All this for the show where I found my job was to stand on an orange crate while arc lights sliced the sky and a crowd too thick and slightly threatening pushed against the crash barriers which we'd used to block the road. I scanned the people for those I knew had invitations. "Let Paloma Picasso through!" I screamed to no avail until a posse of Vogue editors came to her rescue and forged a path to the front of the melee.

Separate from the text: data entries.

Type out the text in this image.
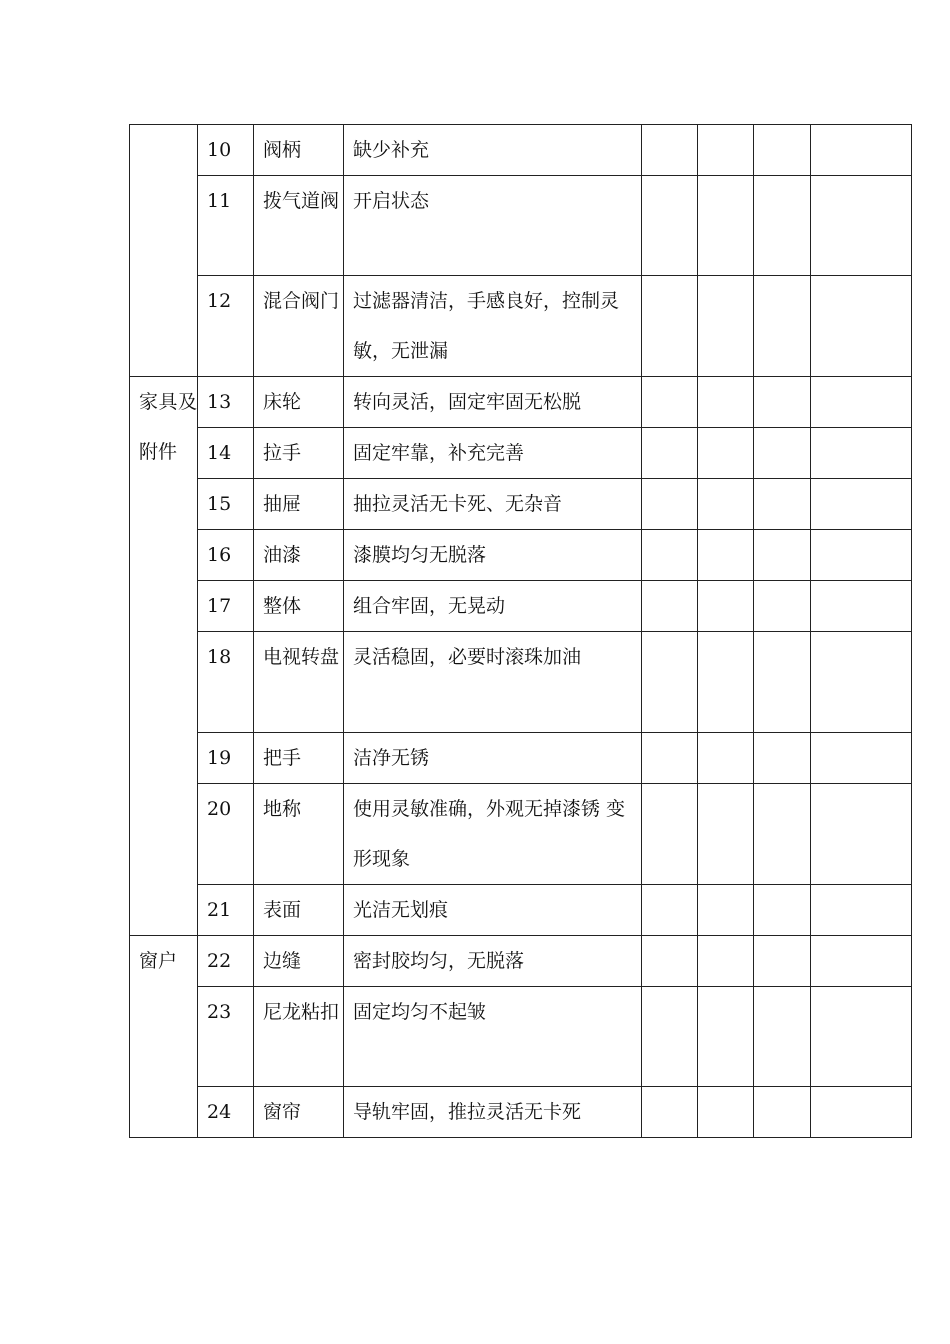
	10	阀柄	缺少补充				
	11	拨气道阀	开启状态				
	12	混合阀门	过滤器清洁，手感良好，控制灵敏，无泄漏				
家具及附件	13	床轮	转向灵活，固定牢固无松脱				
	14	拉手	固定牢靠，补充完善				
	15	抽屉	抽拉灵活无卡死、无杂音				
	16	油漆	漆膜均匀无脱落				
	17	整体	组合牢固，无晃动				
	18	电视转盘	灵活稳固，必要时滚珠加油				
	19	把手	洁净无锈				
	20	地称	使用灵敏准确，外观无掉漆锈 变形现象				
	21	表面	光洁无划痕				
窗户	22	边缝	密封胶均匀，无脱落				
	23	尼龙粘扣	固定均匀不起皱				
	24	窗帘	导轨牢固，推拉灵活无卡死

At the next show I was backstage helping to pacify a girl who was refusing to go out and show off the dress she'd been allocated because somebody else had another she thought prettier. We plied her with champagne and anything else she wanted, eventually peeled off the clothes she'd come away in from Chanel, and sent her out into a worshipful crowd which waited on rickety chairs on snow made of salt in an old warehouse somewhere the wrong side of the Gare du Nord.
When I went back to Paris not long ago I went to a Vogue party at the American Embassy. My erstwhile colleagues frowned at me, confused; it was as if, as I no longer worked in fashion, I had no place among them.
"What are you doing?" asked Andre Leon Talley, friendly as ever, 7ft tall and resplendent in a feast of pale pink Prada shantung. I told him I wrote novels. He nodded vaguely, frowned a little, and turned away. .
I still watch the shows fondly and keep an eye on the clothes - once you've caught a passion for the seaming on a piece of Chanel couture, you never lose it. There is something magical about these pieces which I will never be able to afford, let alone get into: gossamer-fine, hand- painted clothes fit for a fairy queen.
And, though I scoff with the rest of the ordinary world at the fuss made of skirt lengths, I still secretly nurse an ambition to be invited to one of Karl Lagerfeld's legendary Fashion Week dinner parties. But not as an assistant who'll help at the door. For once I want to sit down and be counted in my own Chanel dress.
`Sand and Slingbacks' by Georgina Newbery, published 12 August, Warner books, pounds 5.99.